Selva Bahar Baziki, economist at Bloomberg
“The size of the central bank’s rate hike is a surprise given the financial system’s recent surge in lira liquidity. In our view, this may prompt the central bank to tighten its reserve requirements — reminiscent of a move previously employed by the central bank. That, if it happens, would cast further doubt over the rates outlook.”
Ercan Erguzel, economist at Barclays
“The authorities might be planning to compensate for less than ideal tightening on the monetary policy side by tighter fiscal policy.”
On a Surge in Argentina’s Dollar-Linked Domestic Bond Issuances
Francisco Schumacher, corporate analyst at BancTrust & Co.
“The difference in US dollar domestic funding versus international funding is at a level I have never seen before…Argentine companies are in a situation where international financing costs are very high (from rate hikes by the Fed) and the risk of currency depreciation is palpable, but there’s a relatively low cost for domestic funding.”
Hugo Eurnekian, CEO of Compania General de Combustibles SA
“The local market is offering very low rates for companies which have been largely kicked out of the official exchange market…This is where the opportunity lies, even if the local market has its own limitations.”
Paula La Greca, corporate analyst at TPCG Valores
“Companies are taking advantage of this boom in the local market…They’re selling debt with coupons close to 0%, and if they have any pesos leftover, they’re going and buying back their more expensive debt.”
On Rebuttals Against Goldman Sachs’ Pessimistic Report on Chinese Banks
Michael Zeng, banking analyst at Daiwa
“The Ministry of Finance has the incentive to keep dividend payout ratios stable…As it’s the controlling shareholder for most state-owned banks, cash dividends are key source of revenue for the government.”
May Yan, head of Greater China financials equity research at UBS
“(Chinese banks are) certainly attractive from a yield perspective…big state-owned banks will try their best to maintain the dividend amount. The worst may have already been priced in.”

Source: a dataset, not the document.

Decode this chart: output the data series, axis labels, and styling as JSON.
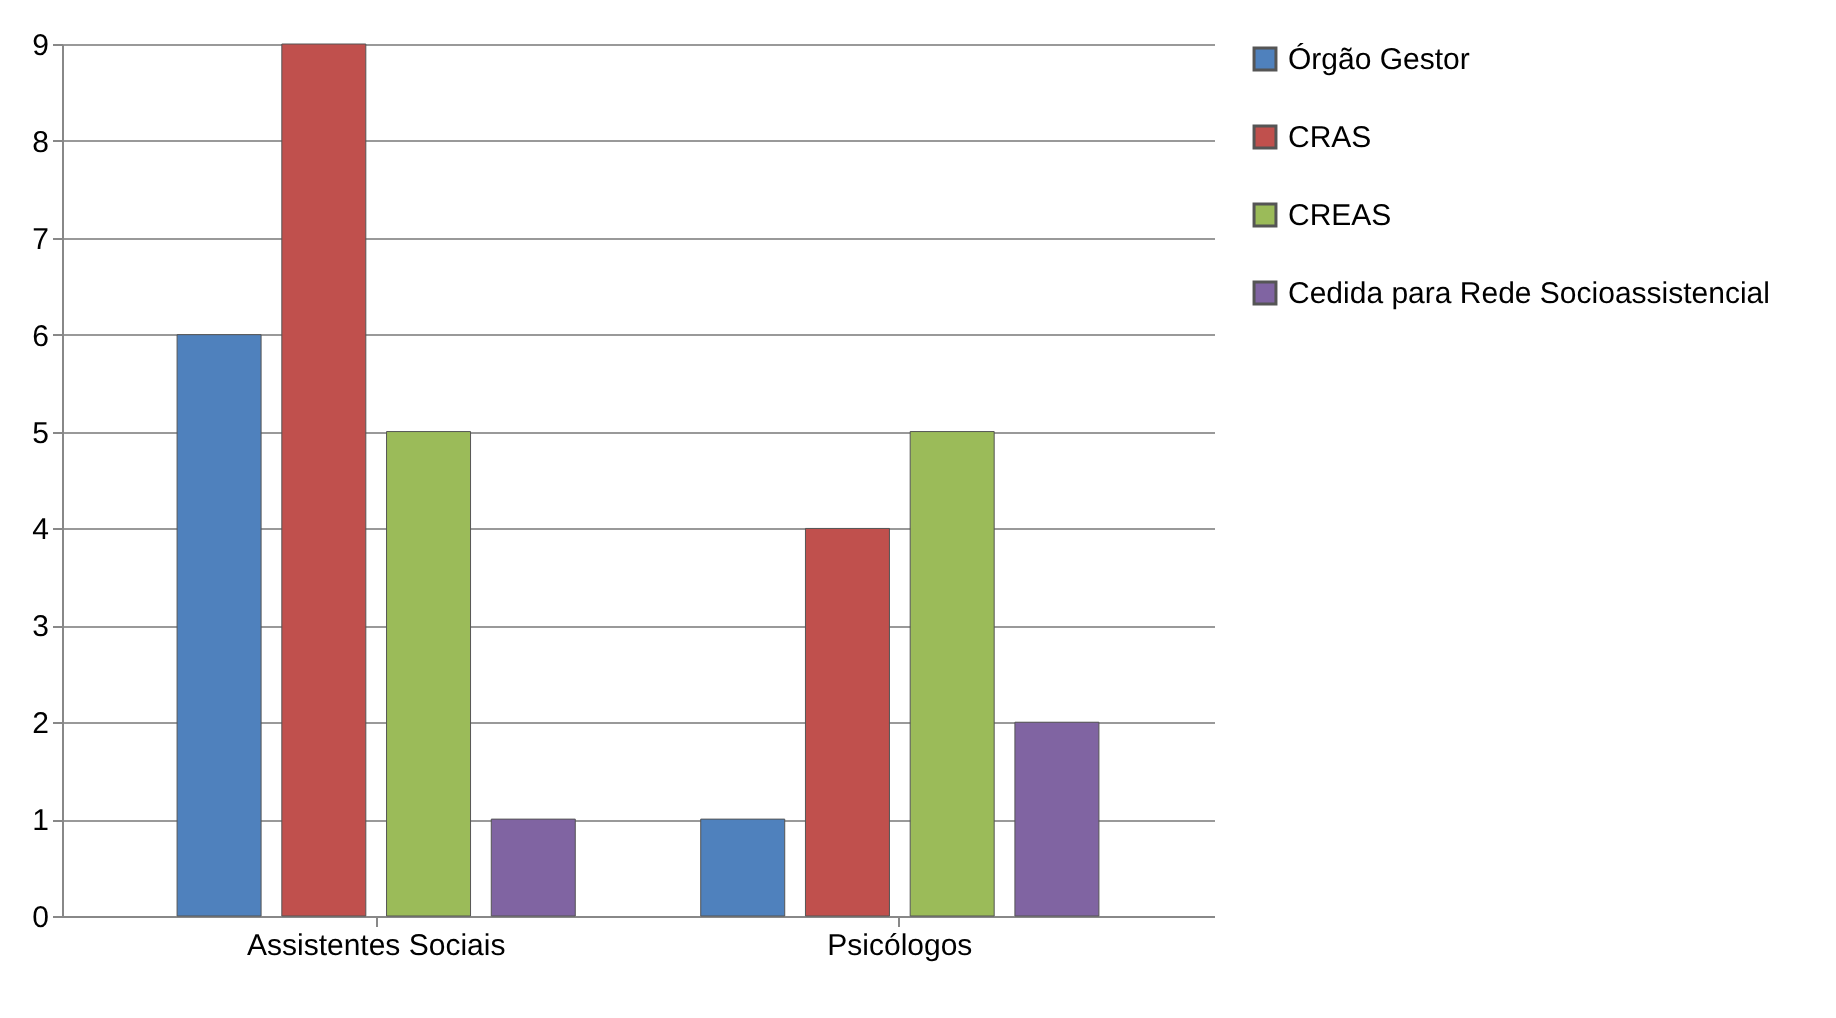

Nicholas Zhu, banking analyst at Moody’s
“The average return on assets by banks fell by eight basis points in the first quarter from a year ago, due to a smaller net interest margin…But, with corporate loan yields unlikely to further fall sharply, we expect stable dividend payout ratios of rated banks for 2023, compared with 2022.”
Analysts at Citigroup
“China banks have in the past decade built up significant countercyclical provisions, which could be deployed to help buffer earnings growth and capital generation, without needing to cut dividend payout ratio.”